Disclose to your practice or employer
Most employed physicians have outside-activity disclosure requirements in their contracts. Expert witness work usually qualifies as outside activity. Get clarity in writing before you start — not after a case gets press.
What can go wrong
The friction points new experts hit most often:
- Underestimating the records. A "simple case" can come with 4,000 pages of records. Bill for actual hours, set expectations early.
- Getting drawn into advocacy. Attorneys are good at framing questions to nudge you past honest opinion into argument. Hold your line — your job is to give your opinion, not win the case.
- Skipping deposition prep. Even experienced clinicians get caught flat-footed on cross because they didn't review the records again the day before. Treat every deposition like the first.
- Failing to update your CV. Boards lapse. Licenses expire. Publications get out of date. Opposing counsel will check every line — make sure yours is current.

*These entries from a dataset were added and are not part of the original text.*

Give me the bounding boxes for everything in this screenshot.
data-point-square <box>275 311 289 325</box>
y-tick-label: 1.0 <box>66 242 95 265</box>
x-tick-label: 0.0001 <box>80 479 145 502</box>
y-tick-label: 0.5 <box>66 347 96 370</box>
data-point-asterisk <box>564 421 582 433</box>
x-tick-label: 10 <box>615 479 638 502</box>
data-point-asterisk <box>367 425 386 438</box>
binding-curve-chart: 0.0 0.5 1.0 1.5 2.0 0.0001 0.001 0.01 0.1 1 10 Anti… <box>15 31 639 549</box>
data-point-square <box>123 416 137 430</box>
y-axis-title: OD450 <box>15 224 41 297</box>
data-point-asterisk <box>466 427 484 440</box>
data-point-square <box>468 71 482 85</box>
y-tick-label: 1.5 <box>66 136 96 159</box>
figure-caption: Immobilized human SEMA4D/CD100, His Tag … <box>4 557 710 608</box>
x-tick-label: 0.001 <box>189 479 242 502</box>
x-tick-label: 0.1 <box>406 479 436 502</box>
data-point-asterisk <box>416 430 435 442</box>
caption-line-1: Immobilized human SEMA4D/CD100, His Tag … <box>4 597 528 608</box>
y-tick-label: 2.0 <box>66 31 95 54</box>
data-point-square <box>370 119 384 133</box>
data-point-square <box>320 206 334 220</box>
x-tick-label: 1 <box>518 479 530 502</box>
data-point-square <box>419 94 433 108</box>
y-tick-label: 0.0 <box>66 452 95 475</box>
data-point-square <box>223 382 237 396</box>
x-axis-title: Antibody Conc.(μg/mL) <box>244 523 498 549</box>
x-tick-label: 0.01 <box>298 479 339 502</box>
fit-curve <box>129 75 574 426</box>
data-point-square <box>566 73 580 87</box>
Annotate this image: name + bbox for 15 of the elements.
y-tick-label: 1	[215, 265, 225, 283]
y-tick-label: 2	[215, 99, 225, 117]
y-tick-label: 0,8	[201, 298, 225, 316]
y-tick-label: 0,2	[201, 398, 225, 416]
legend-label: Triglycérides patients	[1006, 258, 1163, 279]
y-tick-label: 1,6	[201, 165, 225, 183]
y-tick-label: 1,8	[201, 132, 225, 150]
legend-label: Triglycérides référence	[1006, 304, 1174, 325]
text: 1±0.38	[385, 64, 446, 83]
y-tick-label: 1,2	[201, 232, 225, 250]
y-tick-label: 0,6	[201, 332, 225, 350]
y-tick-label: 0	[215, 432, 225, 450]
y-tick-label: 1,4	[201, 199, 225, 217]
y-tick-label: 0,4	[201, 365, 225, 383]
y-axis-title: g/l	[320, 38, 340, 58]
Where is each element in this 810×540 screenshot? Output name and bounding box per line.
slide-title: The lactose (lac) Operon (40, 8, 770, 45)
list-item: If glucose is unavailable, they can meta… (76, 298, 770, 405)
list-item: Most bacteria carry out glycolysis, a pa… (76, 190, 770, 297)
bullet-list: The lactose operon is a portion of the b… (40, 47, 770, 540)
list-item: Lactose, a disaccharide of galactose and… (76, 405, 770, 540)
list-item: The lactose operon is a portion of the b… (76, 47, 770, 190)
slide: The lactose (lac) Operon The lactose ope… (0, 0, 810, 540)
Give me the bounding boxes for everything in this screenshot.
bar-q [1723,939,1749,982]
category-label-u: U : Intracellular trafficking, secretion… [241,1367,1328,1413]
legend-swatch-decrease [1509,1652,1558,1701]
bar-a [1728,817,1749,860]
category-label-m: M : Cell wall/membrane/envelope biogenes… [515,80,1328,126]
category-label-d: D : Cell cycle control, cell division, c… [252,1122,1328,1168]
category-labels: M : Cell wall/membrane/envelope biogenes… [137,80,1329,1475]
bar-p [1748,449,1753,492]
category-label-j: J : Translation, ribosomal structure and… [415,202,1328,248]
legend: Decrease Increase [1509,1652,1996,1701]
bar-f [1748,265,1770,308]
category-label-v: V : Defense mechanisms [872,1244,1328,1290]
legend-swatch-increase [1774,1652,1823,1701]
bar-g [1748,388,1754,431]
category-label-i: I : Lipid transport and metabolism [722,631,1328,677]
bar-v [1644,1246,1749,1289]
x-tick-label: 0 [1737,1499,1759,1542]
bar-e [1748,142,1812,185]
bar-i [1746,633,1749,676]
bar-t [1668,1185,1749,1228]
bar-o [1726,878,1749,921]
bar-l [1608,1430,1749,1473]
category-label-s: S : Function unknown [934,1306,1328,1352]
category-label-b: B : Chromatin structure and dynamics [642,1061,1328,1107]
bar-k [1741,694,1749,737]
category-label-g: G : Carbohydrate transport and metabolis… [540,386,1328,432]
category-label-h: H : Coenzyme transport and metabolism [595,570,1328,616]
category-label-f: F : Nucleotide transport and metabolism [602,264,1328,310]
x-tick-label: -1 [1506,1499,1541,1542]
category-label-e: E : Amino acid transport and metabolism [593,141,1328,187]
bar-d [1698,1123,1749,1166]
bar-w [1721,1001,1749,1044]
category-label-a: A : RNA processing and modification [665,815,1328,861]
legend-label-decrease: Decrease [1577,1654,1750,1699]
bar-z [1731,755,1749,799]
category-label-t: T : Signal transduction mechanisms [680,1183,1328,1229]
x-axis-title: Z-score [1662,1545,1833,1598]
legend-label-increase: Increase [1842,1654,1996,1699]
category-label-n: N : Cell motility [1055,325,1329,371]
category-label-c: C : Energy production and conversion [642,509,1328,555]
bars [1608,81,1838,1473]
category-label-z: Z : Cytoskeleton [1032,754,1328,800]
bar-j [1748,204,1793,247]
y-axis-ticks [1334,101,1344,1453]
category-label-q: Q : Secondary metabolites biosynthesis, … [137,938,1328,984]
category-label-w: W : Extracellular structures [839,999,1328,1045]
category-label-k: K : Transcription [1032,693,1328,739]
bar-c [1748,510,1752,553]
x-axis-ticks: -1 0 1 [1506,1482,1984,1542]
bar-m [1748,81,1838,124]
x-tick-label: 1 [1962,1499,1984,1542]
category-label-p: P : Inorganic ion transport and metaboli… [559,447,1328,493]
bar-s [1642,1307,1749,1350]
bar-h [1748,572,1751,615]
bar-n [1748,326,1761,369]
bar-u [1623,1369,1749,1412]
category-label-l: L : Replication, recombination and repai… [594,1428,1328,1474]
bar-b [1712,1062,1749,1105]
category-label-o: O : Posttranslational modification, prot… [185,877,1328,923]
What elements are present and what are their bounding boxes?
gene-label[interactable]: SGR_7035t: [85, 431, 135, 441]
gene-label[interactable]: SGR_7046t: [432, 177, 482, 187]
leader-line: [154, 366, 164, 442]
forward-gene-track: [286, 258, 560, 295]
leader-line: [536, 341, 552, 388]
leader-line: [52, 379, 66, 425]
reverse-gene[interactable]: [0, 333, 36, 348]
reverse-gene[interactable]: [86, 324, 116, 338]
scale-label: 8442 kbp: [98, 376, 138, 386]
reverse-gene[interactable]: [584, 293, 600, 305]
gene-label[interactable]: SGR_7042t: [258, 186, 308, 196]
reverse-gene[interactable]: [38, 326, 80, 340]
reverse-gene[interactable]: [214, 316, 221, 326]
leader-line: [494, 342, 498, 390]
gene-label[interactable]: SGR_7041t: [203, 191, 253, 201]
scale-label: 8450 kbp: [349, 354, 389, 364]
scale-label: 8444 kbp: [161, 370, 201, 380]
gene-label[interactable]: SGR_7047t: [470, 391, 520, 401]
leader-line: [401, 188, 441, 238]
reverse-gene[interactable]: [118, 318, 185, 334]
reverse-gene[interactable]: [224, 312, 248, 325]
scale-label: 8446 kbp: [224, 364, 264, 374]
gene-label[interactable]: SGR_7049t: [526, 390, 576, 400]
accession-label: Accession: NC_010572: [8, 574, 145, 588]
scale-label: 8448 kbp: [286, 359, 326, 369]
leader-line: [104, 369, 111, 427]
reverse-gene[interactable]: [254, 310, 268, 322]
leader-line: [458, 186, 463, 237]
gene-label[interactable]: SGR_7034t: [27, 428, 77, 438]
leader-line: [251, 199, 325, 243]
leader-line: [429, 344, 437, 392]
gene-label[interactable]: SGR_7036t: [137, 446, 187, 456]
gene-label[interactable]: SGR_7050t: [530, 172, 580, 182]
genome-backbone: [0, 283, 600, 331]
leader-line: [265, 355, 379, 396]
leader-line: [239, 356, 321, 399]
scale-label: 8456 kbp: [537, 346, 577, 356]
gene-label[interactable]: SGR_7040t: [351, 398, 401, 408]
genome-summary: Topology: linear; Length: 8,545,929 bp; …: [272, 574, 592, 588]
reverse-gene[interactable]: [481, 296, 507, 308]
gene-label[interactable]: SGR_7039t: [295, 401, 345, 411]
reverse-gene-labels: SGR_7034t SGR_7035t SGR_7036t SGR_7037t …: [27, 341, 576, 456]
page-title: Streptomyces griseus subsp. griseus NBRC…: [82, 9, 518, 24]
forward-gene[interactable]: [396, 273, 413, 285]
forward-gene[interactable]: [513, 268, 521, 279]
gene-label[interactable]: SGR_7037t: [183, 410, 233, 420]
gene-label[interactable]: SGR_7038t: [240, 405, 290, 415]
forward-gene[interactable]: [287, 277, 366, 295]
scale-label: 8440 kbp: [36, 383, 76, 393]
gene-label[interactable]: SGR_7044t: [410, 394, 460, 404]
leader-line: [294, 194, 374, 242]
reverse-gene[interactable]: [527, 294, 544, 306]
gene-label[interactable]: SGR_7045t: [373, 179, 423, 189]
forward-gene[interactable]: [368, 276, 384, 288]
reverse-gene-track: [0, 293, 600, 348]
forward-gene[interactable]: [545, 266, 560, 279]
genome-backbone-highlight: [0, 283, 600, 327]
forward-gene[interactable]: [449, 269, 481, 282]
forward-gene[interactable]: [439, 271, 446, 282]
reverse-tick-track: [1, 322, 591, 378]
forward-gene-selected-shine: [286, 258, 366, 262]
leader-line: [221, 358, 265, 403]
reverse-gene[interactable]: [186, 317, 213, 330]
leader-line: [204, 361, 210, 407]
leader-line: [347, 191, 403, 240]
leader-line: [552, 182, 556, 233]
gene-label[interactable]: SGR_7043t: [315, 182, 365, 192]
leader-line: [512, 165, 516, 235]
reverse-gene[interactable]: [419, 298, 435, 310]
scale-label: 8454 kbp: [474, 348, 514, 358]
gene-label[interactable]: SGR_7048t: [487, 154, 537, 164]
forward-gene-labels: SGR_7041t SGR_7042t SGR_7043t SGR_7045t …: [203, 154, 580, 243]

- Chasing payment. This is what intermediaries like Cortex exist for. Working directly with firms means dealing with their accounts-payable cycles. A good concierge handles billing on your behalf.
How to start, practically
- Build a real CV. Not your clinical CV — a litigation-oriented CV that highlights board certification, peer-reviewed publications, academic appointments, and any prior expert experience.
- Decide your rates. Pick a review rate and a higher testimony rate. Don't underprice yourself — firms expect to pay market rates and budget for it.
- Join a vetted network. The two paths are direct (firms find you through word of mouth) or through a network (a service like Cortex matches you to cases). Networks let you start without marketing yourself.
- Take your first case. Treat it like the most important case you'll do, because it sets the tone for everything that follows.
- Keep clinical hours. Your clinical practice is the foundation. Don't let expert work erode it.
Expert witness work isn't for every physician. It rewards careful reading, plain communication, and the willingness to hold an unpopular opinion under hostile questioning. If those traits sound like you, the work can be a meaningful — and well-compensated — complement to a clinical career.